The underlying dynamic (daily) simulation model describes the water resources systems at
a basin scale including the groundwater system for conjunctive use.
The model covers the physiographic and hydrological elements, but also aims to
represents the institutional and regulatory framework, and the socio-economic driving forces.
The primary optimization identifies sets of non-dominated pareto-optimal solutions in heavily
constrained scenarios; these are the basis for an interactive discrete multi-criteria
selection with the participation of end users.
The multi-criteria approach covers global and sectoral demand and supply balances,
reliability of supply, access, cost and benefits, including environmental and social aspects.
Arbitrary penalty functions can be used for the valuation of violation of standards
and missing targets, both shortfalls of supply as well as excess (flooding or pollution).

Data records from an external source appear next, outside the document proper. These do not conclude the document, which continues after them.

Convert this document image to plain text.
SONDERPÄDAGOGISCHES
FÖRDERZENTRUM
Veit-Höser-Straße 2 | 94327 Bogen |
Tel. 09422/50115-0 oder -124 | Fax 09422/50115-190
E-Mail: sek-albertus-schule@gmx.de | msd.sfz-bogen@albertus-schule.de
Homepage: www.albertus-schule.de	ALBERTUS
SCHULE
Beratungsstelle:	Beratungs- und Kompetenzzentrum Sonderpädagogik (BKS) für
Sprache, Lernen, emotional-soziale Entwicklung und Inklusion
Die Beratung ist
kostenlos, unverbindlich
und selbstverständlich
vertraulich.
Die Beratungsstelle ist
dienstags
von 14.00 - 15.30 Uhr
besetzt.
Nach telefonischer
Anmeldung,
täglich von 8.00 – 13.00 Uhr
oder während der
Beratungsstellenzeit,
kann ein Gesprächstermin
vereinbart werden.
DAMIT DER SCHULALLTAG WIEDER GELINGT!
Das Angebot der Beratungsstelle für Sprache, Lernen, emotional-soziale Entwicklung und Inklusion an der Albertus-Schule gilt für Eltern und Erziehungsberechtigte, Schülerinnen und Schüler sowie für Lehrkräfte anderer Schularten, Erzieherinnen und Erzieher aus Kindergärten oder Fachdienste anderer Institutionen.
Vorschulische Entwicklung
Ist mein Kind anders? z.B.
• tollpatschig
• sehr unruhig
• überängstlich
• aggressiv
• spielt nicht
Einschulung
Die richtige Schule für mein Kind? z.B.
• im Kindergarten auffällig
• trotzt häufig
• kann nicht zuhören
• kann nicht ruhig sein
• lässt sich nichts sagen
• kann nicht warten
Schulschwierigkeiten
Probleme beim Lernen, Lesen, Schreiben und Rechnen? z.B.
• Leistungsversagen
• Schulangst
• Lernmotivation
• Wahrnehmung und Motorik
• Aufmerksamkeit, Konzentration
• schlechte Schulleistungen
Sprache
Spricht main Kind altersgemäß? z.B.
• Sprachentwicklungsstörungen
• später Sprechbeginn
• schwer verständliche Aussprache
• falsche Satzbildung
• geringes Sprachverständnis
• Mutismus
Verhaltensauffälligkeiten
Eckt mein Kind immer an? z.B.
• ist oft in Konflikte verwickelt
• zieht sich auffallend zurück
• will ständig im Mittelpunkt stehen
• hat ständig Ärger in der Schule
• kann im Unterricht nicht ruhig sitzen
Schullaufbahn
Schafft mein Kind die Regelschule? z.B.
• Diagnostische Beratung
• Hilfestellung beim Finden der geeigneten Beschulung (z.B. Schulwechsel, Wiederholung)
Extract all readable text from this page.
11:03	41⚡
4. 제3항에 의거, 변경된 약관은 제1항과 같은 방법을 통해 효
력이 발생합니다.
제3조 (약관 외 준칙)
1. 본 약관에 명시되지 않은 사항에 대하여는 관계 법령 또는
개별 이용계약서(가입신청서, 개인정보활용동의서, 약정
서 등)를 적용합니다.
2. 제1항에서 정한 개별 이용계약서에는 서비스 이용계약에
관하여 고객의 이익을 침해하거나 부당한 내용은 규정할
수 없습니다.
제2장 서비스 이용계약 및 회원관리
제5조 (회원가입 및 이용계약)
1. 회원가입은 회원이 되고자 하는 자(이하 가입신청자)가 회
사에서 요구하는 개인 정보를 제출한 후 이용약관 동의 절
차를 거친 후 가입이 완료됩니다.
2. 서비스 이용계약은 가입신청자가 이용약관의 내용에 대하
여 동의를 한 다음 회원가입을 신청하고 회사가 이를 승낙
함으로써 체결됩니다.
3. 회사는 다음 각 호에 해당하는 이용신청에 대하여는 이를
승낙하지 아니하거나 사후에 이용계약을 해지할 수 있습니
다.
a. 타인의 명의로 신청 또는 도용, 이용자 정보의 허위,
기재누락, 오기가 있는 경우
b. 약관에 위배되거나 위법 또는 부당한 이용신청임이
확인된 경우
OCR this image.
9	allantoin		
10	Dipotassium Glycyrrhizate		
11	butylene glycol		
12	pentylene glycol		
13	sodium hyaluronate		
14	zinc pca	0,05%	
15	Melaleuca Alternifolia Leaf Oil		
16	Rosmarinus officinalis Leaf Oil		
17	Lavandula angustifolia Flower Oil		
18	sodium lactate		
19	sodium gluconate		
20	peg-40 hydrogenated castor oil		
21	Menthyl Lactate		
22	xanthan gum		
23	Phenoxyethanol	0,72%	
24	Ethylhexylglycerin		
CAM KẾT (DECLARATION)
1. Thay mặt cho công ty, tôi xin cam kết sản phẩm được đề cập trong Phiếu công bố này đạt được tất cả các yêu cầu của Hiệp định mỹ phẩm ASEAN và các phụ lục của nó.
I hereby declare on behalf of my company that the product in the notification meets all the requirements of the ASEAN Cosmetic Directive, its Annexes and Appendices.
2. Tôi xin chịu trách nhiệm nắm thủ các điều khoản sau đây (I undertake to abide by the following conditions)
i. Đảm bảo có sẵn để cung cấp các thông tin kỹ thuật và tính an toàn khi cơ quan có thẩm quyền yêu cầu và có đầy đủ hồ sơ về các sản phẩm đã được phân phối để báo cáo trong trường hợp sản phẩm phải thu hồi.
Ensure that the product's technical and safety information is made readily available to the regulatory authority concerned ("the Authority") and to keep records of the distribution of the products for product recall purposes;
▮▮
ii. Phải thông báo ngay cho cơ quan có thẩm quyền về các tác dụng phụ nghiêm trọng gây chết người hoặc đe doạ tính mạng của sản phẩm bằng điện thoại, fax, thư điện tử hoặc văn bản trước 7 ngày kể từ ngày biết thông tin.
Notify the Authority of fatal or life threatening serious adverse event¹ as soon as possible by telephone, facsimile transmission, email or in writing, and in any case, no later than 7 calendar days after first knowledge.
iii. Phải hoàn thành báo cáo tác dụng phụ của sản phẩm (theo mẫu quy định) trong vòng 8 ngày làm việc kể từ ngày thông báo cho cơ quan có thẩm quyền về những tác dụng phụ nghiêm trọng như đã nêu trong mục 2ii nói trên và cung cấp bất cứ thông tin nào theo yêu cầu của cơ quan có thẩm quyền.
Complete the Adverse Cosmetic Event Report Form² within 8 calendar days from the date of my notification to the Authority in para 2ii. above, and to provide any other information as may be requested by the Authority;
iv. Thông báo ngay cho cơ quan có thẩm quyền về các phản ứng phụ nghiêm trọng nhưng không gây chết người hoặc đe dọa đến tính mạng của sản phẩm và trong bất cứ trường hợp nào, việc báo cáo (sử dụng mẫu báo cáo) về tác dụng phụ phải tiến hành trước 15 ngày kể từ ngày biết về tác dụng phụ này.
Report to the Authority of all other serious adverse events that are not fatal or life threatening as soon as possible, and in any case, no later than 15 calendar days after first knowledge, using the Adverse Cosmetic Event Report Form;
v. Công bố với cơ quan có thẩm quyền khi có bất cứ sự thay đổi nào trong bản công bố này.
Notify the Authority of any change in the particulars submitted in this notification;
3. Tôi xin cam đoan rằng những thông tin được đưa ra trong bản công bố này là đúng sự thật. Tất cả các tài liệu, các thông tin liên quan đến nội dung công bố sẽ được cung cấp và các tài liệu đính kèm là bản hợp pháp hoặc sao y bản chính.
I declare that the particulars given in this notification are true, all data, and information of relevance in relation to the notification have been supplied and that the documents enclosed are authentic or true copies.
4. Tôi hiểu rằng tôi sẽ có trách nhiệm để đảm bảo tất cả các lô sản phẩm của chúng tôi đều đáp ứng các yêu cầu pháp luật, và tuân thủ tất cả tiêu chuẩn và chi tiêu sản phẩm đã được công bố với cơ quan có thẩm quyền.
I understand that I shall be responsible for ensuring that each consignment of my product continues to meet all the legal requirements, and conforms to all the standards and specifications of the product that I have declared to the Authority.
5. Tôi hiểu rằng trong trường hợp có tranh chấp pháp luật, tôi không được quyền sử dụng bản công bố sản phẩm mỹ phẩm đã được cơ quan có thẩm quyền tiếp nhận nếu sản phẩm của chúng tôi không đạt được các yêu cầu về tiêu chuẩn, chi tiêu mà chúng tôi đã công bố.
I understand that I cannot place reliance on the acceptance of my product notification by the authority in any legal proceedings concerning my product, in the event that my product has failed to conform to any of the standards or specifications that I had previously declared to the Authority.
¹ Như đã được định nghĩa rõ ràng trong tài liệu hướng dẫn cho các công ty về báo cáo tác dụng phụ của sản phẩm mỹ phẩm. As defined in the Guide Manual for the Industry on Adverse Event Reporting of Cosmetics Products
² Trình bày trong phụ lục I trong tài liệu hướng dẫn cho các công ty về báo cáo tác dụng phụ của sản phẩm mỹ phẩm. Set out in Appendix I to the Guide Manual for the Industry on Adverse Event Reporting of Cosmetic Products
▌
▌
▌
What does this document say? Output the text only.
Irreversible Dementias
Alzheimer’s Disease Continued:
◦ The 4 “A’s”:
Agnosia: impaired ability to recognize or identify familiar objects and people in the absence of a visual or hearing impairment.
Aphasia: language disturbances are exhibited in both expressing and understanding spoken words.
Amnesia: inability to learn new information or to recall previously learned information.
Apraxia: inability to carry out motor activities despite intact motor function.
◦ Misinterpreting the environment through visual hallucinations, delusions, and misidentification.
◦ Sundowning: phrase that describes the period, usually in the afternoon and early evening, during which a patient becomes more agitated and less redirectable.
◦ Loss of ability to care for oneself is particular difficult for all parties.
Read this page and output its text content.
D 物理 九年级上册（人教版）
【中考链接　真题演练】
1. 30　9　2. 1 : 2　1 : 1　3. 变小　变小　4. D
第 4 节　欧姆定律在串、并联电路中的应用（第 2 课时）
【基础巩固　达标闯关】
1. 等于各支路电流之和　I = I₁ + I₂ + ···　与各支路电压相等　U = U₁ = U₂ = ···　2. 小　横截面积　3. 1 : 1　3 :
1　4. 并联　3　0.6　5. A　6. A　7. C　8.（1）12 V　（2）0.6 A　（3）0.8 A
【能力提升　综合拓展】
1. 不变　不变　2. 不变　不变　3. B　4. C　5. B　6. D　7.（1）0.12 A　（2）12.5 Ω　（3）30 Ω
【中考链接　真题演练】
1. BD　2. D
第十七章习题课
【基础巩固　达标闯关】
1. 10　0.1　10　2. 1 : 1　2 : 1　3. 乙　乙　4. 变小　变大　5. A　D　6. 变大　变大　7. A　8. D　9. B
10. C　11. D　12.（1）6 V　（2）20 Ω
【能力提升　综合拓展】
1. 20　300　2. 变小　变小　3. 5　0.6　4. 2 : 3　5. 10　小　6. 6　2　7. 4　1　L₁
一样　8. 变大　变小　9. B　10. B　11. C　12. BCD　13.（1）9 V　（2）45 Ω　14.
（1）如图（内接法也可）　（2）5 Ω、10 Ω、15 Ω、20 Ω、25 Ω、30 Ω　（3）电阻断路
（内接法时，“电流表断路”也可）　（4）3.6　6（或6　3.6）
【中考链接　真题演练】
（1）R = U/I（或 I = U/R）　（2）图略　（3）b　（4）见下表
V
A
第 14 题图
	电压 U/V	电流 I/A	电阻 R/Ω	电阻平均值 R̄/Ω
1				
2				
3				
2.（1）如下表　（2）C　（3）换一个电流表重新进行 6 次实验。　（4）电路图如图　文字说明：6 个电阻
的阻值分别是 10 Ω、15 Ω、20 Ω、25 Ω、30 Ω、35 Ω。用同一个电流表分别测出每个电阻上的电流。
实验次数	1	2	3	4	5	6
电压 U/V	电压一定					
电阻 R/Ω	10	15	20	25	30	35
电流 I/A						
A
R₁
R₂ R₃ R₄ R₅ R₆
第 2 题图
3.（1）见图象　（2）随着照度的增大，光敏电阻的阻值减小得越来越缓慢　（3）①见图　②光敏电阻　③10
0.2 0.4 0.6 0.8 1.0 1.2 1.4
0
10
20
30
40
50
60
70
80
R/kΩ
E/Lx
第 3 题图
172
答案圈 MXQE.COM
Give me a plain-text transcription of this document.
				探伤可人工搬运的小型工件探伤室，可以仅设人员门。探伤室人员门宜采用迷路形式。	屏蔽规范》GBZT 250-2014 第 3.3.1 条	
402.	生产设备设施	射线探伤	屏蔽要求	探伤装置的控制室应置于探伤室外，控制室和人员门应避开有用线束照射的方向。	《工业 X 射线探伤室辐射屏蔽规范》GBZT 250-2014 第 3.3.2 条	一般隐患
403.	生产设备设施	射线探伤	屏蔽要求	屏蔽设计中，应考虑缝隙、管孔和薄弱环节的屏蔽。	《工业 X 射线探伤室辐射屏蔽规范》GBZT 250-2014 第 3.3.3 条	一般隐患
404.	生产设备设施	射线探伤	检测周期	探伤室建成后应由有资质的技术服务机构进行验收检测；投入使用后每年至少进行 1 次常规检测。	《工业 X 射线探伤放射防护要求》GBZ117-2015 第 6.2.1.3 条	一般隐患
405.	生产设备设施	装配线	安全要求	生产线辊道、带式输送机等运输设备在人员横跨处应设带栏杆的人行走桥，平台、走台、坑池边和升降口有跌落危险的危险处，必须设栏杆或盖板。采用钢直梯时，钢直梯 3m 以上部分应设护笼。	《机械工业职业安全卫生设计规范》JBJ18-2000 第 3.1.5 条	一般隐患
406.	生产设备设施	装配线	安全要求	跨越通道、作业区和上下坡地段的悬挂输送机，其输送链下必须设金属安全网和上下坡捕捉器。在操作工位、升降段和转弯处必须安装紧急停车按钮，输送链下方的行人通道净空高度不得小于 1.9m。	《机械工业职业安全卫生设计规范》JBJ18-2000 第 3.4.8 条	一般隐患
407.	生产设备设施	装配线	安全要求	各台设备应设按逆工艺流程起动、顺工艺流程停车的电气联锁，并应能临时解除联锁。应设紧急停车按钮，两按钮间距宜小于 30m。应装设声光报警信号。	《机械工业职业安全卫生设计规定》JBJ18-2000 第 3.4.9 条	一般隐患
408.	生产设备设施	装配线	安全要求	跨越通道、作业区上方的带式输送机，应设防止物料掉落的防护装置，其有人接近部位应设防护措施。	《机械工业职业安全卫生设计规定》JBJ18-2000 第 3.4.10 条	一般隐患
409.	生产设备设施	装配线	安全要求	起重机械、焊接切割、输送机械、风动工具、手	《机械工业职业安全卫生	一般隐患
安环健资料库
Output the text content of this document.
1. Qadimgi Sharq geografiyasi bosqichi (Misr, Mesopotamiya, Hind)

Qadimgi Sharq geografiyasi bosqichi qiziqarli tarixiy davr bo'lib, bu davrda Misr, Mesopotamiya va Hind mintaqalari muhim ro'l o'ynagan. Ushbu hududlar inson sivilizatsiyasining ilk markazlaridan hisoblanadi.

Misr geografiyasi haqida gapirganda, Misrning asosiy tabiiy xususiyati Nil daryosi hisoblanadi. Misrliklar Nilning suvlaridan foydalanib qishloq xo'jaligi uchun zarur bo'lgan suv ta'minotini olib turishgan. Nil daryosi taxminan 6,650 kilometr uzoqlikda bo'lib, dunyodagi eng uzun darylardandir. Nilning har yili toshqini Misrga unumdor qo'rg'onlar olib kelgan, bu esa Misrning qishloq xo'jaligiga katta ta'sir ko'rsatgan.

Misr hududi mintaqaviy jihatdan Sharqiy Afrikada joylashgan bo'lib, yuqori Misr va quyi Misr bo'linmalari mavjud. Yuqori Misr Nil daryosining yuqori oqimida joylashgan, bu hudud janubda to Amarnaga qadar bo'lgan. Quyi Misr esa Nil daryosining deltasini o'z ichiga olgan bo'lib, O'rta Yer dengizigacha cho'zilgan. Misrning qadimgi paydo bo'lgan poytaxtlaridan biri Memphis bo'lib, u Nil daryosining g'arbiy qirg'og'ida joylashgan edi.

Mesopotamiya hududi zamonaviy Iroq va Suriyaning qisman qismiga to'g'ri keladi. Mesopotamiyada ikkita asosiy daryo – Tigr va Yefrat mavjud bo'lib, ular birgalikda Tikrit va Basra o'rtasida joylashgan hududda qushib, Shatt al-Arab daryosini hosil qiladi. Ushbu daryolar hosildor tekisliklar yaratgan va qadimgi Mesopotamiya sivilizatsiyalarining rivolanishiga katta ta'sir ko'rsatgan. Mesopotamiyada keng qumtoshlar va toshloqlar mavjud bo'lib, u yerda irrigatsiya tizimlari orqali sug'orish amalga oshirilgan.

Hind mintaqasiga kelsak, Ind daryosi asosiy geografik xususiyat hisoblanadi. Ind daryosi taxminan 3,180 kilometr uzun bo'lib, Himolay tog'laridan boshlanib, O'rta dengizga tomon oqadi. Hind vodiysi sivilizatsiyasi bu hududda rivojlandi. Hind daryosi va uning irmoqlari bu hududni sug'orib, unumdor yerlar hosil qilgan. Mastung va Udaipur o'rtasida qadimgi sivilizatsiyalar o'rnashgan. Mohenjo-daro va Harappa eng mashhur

The approach and methodology are demonstrated using the case study of the Gediz river basin,
which covers about 18,000 km2, approaches a total population of 2 million,
and drains into the Aegean Sea. The case demonstrates the entire range of prototypical
water management problems in the region, and their potential solutions.
The case also demonstrates the importance of the institutional and regulatory framework,
and the need for direct participation of major actors and stakeholders in the planning
and decision making processes. A common shared and reliable information basis is a
central element of the participatory approach.